The he added, with a laugh: "It's not anything as far as revenge."

Polamalu didn't like the sound of a mini-rematch of the Super Bowl.

"I don't want any more of them. No way," Polamalu said.

While the world champs have only three representatives, the New York Giants have seven, including Eli Manning and John Carney, the oldest player to participate in the Pro Bowl.

Carney, who's two months away from turning 45, is joined by Giants teammate and punter Jeff Feagles, who's a month shy of turning 43.

One of the highlights of the week came when they showed up at practice wearing leather helmets.

"It looked great," Giants center Shaun O'Hara said. "It looked like their rookie year."

In a twist, Eli Manning, who led the Giants to a Super Bowl win last year, is now a backup to Warner, who he replaced in New York.

Besides possibly being Warner's final game, it may be the final time several players put on their team's helmets because of the possibility of free agency or requests to be traded. Among them is Tennessee quarterback Kerry Collins, who isn't worried about his future right now.

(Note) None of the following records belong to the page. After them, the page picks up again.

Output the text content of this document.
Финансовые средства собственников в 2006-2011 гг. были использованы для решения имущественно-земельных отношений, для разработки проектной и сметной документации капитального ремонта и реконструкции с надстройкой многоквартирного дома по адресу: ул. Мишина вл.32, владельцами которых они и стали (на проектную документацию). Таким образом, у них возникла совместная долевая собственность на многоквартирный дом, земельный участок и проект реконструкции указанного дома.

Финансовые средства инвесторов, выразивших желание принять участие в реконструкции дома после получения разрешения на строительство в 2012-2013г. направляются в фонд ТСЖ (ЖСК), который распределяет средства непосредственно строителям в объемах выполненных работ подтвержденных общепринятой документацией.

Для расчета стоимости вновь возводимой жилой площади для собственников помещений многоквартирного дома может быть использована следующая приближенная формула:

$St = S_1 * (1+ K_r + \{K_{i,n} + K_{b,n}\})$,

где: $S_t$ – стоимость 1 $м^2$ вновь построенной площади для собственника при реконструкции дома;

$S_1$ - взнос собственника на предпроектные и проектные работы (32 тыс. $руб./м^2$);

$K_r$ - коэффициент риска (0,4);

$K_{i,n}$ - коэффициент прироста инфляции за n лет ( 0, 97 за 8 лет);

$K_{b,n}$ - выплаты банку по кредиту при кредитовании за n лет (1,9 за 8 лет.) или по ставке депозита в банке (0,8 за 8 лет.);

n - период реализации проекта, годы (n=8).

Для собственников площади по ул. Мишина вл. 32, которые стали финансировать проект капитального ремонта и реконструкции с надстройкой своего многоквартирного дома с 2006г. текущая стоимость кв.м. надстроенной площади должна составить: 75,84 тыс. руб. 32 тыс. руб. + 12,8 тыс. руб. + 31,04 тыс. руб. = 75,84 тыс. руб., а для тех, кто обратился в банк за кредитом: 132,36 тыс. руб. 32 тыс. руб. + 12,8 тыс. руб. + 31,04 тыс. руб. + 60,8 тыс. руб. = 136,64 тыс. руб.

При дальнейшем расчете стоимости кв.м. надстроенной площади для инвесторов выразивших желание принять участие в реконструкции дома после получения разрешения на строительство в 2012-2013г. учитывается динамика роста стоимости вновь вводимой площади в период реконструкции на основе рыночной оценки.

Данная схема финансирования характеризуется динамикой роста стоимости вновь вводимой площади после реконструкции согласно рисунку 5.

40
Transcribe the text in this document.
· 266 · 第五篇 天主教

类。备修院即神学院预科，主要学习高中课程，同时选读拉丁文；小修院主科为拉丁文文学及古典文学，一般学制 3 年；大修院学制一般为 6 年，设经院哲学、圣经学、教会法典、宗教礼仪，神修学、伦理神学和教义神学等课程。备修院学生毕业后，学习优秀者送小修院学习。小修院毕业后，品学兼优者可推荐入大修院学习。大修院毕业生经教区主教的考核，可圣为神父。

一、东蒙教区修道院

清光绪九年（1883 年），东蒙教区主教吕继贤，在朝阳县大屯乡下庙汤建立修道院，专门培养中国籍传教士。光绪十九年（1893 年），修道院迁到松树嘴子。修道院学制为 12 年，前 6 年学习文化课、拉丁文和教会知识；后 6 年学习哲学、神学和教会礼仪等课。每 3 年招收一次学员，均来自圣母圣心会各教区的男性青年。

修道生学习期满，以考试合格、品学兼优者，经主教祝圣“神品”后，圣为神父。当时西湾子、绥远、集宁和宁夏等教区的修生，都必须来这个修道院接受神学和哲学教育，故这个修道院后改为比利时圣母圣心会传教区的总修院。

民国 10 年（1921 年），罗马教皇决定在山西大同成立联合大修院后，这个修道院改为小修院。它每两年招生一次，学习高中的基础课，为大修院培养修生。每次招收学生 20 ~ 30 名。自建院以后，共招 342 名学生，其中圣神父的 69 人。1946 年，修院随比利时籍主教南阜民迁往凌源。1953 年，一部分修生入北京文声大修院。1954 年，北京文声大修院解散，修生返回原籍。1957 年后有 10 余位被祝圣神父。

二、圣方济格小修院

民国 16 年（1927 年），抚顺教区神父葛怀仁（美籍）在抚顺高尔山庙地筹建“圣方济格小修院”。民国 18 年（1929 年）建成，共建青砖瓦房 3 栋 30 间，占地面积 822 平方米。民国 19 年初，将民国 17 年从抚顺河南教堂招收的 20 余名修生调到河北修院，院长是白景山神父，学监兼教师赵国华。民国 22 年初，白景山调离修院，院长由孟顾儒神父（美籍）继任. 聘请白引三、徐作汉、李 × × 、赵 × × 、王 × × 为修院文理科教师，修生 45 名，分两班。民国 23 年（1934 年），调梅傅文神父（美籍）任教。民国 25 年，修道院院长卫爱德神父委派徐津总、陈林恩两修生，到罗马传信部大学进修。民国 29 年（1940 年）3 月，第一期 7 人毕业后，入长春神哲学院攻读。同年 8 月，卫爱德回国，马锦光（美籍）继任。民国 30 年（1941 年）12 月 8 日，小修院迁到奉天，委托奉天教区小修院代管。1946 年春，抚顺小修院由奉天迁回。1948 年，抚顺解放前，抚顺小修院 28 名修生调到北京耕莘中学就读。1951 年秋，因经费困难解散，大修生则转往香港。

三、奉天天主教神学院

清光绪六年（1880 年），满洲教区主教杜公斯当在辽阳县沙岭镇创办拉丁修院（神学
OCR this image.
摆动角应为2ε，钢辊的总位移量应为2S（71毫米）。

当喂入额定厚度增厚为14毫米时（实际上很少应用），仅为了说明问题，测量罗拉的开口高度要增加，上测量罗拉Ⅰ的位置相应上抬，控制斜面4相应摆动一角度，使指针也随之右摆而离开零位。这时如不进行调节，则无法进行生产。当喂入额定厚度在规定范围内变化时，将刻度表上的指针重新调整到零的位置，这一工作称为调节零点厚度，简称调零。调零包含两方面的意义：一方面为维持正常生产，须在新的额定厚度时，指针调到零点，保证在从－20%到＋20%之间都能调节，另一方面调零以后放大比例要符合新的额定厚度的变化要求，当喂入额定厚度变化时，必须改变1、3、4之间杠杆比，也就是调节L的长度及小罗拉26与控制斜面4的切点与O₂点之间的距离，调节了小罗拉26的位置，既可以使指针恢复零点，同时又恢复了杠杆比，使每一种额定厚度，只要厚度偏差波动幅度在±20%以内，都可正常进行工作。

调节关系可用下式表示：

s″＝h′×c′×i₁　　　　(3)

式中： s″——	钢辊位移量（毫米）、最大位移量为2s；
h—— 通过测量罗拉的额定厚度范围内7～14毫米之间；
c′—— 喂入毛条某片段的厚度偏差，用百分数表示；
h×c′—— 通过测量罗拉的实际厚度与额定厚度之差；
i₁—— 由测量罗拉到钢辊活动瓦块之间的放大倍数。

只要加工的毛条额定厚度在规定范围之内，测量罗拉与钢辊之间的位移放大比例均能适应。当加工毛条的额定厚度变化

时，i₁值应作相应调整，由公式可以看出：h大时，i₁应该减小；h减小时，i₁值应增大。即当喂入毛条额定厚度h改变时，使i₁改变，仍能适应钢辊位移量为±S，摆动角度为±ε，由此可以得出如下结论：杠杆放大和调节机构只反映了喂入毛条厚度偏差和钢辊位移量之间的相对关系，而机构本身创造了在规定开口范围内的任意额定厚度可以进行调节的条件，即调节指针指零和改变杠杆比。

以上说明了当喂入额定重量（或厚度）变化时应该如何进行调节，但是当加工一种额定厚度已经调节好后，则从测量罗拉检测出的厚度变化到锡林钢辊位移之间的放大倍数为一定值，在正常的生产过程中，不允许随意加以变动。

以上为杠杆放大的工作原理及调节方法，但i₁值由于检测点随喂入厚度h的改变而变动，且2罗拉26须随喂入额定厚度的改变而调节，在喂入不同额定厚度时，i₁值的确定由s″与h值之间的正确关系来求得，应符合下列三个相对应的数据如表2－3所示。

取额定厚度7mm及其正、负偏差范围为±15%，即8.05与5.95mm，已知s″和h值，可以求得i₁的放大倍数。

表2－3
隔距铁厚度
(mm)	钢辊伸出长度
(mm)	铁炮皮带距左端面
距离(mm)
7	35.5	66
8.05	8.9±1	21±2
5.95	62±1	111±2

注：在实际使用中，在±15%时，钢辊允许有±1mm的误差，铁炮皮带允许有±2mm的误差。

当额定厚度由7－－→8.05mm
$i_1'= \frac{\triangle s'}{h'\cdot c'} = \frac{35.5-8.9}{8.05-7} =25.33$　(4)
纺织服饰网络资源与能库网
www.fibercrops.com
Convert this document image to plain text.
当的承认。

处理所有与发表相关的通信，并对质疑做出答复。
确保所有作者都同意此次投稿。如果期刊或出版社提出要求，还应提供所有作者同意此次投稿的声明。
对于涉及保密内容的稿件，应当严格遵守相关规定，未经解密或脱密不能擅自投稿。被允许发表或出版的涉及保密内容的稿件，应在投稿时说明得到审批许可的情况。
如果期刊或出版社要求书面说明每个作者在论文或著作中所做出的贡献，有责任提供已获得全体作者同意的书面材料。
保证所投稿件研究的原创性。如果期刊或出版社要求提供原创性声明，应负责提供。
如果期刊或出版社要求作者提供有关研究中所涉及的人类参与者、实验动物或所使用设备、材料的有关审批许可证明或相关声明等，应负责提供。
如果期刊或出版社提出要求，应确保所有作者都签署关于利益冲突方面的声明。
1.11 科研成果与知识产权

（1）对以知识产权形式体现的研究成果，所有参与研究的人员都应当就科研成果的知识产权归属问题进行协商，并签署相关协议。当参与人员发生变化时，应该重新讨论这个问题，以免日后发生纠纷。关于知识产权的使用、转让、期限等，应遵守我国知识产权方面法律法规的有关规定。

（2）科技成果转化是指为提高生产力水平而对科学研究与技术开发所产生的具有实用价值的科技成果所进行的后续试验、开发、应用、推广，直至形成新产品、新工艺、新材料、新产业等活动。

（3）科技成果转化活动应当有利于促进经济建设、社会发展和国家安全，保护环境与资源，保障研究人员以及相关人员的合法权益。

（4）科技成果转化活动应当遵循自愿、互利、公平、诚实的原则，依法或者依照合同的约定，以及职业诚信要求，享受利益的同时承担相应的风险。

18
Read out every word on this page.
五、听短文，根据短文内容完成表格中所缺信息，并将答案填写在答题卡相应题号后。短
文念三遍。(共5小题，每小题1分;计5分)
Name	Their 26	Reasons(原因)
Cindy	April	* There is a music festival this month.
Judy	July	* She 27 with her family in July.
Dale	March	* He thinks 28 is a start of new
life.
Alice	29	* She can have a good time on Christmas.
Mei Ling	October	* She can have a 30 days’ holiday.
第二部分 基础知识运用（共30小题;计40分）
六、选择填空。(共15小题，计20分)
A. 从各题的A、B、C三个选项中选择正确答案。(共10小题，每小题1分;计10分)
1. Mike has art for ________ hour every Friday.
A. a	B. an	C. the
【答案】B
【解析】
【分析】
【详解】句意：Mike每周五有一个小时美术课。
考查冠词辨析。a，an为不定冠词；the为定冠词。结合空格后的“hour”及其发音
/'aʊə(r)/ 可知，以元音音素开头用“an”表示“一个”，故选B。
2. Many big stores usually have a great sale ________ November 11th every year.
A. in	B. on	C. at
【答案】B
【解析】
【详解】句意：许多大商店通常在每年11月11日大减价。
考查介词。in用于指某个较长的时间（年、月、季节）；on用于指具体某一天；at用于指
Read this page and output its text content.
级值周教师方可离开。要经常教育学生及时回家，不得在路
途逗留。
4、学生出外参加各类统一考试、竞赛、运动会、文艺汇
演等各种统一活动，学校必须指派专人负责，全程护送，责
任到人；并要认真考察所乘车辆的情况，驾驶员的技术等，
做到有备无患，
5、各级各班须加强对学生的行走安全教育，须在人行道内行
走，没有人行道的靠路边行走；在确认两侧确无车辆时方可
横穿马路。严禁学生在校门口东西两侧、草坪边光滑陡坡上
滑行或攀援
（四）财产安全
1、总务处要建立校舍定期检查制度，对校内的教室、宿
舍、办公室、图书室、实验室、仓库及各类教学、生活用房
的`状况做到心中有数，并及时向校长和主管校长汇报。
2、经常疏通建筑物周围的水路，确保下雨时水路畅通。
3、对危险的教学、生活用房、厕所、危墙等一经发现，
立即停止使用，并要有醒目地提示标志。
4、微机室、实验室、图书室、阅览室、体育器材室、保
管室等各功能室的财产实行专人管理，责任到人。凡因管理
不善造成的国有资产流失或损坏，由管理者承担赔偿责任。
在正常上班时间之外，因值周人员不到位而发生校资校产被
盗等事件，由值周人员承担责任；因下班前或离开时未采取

He's too busy enjoying the scenery.

"It's amazing to look out there and see Tony Gonzalez, Reggie Wayne, Andre Johnson, Brandon Marshall," he said. "One after the other, it's just phenomenal players. It's a real treat."

For offensive players, the Pro Bowl is a dream come true. With no blitzing and limited defensive schemes, they won't have to worry being tormented by players like Ray Lewis or Joey Porter.

"It's a vanilla defense, so you know you're going to get a lot of one-on-one coverage," Collins said. "So from a quarterback's standpoint, that's all you can ask for."

In his 14th season, Collins is one of the most veteran players in the game. But he knows who's in charge of the AFC.

"Peyton's like the mayor around here," he said.

Peyton in 2012? If not politics, Manning has already shown some promise with acting. Still, Manning insists he'll stick with what he knows best: "I am a meat-head football player," he said.